Adaptive Multi-Rate (AMR)
It is an audio data compression scheme optimized for speech coding. AMR was adopted as the standard speech codec by 3GPP in October 1998 and is now widely used in GSM. It uses link adaptation to select from one of eight different bit rates based on link conditions.
The bit rates 12.2, 10.2, 7.95, 7.40, 6.70, 5.90, 5.15 and 4.75 kbit/s are based on frames which
contain 160 samples and are 20 milliseconds long. AMR uses different techniques, such as Algebraic Code Excited Linear Prediction (ACELP), Discontinuous Transmission (DTX), voice activity detection (VAD) and comfort noise generation (CNG).
The usage of AMR requires optimized link adaptation that selects the best codec mode to meet the local radio channel and capacity requirements. If the radio conditions are bad, source coding is reduced and channel coding is increased. This improves the quality and robustness of the network connection while sacrificing some voice clarity. In the particular case of AMR this improvement is somewhere around 4-6 dB S/N for useable communication. The new intelligent system allows the network operator to prioritize capacity or quality per base station.
Audio data compression
Audio compression is a form of data compression designed to reduce the size of audio files. Audio compression algorithms are typically referred to as audio codecs. As with other specific forms of data compression, there exist many "lossless" and "lossy" algorithms to achieve the compression effect.
Speech encoding
Speech coding is the compression of speech (into a code) for transmission with speech
codecs that use audio signal processing and speech processing techniques. The two most important applications using speech coding are *mobile phones and internet phones.*
The techniques used in speech coding are similar to that in audio data compression and audio coding where knowledge in psychoacoustics is used to transmit only data that is relevant to the human auditory system. For example, in narrowband speech coding, only information in the frequency band 400 Hz to 3500 Hz is transmitted but the reconstructed signal is still adequate for intelligibility.

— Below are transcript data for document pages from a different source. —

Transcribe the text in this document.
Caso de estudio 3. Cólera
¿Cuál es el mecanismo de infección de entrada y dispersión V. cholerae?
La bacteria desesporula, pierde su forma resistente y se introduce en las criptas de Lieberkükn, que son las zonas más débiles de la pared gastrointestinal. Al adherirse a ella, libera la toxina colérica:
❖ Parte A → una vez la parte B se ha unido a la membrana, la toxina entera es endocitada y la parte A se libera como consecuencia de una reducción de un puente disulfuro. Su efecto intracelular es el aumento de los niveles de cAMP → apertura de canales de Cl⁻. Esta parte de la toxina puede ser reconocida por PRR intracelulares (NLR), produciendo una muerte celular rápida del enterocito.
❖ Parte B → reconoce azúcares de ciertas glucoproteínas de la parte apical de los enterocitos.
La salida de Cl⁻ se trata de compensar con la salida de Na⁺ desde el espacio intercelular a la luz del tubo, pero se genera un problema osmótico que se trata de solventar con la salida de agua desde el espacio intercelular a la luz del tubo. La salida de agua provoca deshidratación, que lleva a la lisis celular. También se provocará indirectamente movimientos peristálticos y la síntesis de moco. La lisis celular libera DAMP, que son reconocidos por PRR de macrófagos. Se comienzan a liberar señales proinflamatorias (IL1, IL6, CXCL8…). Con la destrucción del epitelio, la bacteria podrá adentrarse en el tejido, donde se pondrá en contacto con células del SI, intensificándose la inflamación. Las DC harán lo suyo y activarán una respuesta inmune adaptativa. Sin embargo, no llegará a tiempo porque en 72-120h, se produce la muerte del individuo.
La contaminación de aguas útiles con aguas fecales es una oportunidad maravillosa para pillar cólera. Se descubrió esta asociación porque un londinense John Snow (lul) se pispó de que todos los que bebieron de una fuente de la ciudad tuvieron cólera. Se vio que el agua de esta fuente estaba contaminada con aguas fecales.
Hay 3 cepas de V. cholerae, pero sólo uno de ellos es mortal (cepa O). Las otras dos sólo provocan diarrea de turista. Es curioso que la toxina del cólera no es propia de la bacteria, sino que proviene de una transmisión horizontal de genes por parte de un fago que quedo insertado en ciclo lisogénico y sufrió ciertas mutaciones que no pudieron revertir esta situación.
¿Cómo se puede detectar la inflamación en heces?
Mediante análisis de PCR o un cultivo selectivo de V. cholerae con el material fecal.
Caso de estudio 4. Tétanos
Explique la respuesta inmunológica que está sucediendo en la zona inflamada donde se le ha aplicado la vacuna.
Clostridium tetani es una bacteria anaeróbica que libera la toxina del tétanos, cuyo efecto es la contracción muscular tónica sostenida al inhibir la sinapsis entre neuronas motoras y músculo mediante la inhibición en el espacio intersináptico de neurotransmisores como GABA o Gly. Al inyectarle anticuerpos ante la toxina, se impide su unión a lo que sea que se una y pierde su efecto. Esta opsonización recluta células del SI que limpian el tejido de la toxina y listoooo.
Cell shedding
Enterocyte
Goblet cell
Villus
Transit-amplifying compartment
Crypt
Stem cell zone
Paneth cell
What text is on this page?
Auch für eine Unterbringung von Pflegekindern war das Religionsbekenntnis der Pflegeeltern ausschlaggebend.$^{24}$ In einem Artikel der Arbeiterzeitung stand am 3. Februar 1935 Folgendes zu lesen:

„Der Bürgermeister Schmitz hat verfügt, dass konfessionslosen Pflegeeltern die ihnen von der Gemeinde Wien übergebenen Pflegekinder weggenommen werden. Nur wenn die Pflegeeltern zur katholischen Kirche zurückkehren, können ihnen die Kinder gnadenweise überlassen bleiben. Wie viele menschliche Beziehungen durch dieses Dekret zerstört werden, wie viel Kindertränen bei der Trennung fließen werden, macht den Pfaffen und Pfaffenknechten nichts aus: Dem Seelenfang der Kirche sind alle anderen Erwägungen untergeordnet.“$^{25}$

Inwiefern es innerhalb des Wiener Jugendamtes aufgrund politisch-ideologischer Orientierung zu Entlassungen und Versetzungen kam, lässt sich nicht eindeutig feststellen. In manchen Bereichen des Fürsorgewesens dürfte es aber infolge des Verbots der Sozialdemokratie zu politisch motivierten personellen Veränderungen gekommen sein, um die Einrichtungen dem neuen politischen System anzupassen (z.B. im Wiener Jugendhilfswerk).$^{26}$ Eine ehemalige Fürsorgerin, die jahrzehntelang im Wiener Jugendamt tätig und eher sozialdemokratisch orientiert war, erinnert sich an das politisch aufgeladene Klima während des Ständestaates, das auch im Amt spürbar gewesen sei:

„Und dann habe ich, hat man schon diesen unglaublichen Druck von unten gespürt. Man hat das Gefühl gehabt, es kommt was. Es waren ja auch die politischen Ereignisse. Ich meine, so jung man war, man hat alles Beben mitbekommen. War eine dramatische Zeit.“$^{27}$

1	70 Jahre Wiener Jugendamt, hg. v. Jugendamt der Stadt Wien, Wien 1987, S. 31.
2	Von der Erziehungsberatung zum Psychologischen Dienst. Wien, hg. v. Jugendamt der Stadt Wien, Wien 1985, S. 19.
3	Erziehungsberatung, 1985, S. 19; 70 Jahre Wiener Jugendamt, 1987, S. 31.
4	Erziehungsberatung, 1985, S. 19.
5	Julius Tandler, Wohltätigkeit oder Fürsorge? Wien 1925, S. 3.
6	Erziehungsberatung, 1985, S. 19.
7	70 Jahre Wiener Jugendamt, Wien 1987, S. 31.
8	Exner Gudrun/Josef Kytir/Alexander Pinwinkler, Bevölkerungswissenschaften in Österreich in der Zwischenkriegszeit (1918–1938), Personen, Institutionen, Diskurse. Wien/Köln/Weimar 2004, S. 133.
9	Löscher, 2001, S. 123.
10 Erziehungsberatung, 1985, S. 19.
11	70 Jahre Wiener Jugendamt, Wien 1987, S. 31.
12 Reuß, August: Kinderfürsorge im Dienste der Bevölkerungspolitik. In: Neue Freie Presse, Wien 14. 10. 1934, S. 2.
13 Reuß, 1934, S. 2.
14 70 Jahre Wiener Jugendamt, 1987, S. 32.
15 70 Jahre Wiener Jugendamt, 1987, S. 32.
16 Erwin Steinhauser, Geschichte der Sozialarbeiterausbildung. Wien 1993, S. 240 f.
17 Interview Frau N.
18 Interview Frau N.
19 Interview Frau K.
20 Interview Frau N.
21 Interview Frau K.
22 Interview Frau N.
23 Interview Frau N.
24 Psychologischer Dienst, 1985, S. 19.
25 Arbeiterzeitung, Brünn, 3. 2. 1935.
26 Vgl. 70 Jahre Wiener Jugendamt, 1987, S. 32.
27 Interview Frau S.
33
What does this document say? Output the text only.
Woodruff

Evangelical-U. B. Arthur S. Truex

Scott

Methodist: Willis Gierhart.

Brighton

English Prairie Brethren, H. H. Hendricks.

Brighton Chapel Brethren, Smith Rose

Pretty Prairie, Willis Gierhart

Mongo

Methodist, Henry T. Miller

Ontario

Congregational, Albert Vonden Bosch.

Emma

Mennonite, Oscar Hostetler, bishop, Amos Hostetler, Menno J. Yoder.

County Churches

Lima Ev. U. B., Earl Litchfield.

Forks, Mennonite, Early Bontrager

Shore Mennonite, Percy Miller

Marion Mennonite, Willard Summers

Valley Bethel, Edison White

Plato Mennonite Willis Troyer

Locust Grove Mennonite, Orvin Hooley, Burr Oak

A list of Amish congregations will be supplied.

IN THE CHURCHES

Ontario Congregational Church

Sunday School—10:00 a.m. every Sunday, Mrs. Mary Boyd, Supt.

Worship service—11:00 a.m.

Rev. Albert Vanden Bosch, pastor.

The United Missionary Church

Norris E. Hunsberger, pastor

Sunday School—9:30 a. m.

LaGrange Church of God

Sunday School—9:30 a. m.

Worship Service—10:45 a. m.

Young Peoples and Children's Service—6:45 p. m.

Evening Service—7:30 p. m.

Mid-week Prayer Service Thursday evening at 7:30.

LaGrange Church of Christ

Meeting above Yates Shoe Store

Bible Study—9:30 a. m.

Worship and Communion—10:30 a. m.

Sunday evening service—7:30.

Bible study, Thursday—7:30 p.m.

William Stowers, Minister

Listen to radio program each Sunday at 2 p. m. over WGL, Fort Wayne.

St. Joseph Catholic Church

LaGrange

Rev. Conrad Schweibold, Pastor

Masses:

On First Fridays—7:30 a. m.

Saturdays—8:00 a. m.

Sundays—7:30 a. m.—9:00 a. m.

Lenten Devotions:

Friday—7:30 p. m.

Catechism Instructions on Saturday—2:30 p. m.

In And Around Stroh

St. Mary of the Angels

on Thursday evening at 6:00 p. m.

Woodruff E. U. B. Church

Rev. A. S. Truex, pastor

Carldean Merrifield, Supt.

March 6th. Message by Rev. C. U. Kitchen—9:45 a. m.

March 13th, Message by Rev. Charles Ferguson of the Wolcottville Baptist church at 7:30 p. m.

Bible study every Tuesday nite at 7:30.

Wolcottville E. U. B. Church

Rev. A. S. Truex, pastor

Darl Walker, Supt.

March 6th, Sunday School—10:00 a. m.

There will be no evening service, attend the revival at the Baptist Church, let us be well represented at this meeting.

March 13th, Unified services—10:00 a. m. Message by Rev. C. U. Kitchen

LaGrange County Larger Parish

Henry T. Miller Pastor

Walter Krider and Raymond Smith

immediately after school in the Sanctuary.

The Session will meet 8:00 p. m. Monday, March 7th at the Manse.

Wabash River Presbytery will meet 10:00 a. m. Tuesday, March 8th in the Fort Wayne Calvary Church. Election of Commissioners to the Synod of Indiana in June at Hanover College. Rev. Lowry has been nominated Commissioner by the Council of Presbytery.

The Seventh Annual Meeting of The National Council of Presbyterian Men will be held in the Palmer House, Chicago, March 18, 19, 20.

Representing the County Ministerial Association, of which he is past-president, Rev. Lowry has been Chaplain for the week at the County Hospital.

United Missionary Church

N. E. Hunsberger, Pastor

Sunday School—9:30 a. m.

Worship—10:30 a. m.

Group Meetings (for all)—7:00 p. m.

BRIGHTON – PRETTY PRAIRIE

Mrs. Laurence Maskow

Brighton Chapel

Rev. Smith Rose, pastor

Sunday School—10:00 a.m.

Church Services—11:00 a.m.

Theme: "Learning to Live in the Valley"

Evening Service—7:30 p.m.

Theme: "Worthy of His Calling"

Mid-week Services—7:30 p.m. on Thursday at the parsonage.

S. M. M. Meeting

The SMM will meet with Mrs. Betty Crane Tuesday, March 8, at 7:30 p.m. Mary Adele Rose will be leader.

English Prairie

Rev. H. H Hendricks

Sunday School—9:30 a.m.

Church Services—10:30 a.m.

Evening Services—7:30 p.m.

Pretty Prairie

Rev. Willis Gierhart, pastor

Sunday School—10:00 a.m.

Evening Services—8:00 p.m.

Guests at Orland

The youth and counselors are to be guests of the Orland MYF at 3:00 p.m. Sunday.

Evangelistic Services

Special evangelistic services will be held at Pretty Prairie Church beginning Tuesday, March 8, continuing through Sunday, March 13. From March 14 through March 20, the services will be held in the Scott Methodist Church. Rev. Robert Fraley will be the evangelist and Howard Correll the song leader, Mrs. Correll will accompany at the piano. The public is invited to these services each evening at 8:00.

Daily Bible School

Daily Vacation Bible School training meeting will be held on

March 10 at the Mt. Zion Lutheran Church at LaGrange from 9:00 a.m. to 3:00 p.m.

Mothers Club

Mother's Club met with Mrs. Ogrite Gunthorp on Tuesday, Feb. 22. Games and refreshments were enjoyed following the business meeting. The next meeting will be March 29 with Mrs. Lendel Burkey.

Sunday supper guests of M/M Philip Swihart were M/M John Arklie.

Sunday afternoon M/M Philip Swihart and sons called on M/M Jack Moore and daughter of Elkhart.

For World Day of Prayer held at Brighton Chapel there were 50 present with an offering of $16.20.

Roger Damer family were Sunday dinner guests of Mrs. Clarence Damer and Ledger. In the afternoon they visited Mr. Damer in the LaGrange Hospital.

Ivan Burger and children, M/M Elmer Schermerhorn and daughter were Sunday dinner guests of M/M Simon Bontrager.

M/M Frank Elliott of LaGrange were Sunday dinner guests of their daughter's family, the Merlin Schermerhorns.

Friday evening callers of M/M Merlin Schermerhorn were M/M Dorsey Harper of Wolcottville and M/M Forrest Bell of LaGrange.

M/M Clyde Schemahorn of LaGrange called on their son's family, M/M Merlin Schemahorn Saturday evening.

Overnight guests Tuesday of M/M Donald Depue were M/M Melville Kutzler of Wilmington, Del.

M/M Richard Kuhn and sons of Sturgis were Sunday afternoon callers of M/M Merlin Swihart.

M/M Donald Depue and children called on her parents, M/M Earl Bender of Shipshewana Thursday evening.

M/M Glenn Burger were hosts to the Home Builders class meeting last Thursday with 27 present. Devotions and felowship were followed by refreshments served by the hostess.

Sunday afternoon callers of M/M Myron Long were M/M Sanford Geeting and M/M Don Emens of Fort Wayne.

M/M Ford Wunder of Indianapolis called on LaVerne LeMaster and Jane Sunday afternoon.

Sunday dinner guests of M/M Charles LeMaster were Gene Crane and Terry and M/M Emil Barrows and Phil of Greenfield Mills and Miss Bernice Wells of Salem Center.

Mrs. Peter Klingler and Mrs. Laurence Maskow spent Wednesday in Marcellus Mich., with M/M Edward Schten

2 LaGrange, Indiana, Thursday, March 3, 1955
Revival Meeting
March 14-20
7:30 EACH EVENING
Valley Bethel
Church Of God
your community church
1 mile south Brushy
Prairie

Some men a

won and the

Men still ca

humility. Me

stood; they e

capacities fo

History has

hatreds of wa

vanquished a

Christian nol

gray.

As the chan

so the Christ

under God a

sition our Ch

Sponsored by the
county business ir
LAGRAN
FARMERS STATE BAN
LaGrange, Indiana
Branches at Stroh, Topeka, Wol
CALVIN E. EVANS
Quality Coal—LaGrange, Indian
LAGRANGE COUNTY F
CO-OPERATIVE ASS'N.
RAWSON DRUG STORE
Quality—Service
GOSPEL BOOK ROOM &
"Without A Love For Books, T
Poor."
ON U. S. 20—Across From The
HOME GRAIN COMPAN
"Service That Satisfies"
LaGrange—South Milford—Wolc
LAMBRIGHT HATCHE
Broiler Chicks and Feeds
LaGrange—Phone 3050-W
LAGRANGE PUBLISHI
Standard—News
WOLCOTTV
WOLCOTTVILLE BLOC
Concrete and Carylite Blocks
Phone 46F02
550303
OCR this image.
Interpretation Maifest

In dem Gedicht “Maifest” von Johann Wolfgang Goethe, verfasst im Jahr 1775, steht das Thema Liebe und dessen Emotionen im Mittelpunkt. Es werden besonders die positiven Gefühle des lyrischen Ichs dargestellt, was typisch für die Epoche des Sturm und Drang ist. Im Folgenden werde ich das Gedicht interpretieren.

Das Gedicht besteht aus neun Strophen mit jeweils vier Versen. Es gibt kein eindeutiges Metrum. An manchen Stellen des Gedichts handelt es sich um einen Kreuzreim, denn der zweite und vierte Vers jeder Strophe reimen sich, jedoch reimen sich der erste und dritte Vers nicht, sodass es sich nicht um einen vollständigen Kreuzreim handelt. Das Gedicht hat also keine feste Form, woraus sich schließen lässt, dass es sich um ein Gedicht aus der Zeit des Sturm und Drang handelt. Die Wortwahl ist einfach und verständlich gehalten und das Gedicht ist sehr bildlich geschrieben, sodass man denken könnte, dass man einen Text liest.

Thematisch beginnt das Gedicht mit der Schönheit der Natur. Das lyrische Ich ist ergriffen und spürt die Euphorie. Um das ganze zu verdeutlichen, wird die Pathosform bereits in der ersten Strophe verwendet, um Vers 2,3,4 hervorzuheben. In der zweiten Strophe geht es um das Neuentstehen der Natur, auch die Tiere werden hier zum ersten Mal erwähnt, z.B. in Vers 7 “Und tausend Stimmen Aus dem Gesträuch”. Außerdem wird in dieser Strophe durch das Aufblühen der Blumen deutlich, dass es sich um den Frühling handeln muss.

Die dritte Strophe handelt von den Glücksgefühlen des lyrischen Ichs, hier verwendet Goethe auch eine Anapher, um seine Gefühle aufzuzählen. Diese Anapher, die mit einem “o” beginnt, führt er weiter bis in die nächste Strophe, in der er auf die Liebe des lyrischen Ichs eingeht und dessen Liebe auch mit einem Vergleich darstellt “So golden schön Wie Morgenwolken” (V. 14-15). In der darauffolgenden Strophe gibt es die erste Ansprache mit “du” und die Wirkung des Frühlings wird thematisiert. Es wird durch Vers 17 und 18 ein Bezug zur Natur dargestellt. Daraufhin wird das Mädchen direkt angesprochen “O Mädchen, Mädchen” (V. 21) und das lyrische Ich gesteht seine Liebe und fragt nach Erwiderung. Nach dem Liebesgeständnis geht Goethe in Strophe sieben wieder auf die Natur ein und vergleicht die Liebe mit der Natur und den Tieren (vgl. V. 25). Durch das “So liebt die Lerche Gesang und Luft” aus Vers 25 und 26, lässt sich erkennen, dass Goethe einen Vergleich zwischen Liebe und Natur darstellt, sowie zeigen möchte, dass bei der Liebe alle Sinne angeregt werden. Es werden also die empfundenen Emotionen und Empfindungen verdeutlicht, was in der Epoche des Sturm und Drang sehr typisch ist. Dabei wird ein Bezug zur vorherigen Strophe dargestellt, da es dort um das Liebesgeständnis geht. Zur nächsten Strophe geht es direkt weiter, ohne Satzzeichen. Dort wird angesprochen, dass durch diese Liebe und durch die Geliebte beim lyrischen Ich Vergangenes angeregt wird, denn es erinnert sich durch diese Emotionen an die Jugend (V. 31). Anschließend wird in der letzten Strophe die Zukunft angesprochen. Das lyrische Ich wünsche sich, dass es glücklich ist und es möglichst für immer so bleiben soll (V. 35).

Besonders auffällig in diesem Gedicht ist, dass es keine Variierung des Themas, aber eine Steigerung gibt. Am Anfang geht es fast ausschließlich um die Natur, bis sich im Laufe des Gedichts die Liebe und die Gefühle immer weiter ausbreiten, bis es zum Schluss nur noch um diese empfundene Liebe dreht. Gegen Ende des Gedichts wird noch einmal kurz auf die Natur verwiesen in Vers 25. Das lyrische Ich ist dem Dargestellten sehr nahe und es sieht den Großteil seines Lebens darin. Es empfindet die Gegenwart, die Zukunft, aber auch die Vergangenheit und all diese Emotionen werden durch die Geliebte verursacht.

However, speech coding differs from audio coding in that there is a lot more statistical information available about the properties of speech. In addition, some auditory information which is relevant in audio coding can be unnecessary in the speech coding context. In speech coding, the most important criterion is preservation of intelligibility and "pleasantness" of speech, with a constrained amount of transmitted data.
It should be emphasised that the intelligibility of speech includes, besides the actual literal content, also speaker identity, emotions, intonation, timbre etc. that are all important for perfect intelligibility. The more abstract concept of pleasantness of degraded speech is a different property than intelligibility, since it is possible that degraded speech is completely intelligible, but subjectively annoying to the listener.
In addition, most speech applications require low coding delay, as long coding delays interfere with speech interaction.
The A-law algorithm and the Mu-law algorithm are used in nearly all land-line long distance telephone communications. They can be seen as a kind of speech encoding, requiring only 8 bits per sample but giving effectively 12 bits of resolution.
The most common speech coding scheme is Code-Excited Linear Predictive (CELP) coding, which is used for example in the GSM standard. In CELP, the modelling is divided in two stages, a linear predictive stage that models the spectral envelope and code-book based model of the residual of the linear predictive model.
In addition to the actual speech coding of the signal, it is often necessary to use channel coding for transmission, to avoid losses due to transmission errors. Usually, speech coding and channel coding methods have to be chosen in pairs, with the more important bits in the speech data stream protected by more robust channel coding, in order to get the best overall coding results.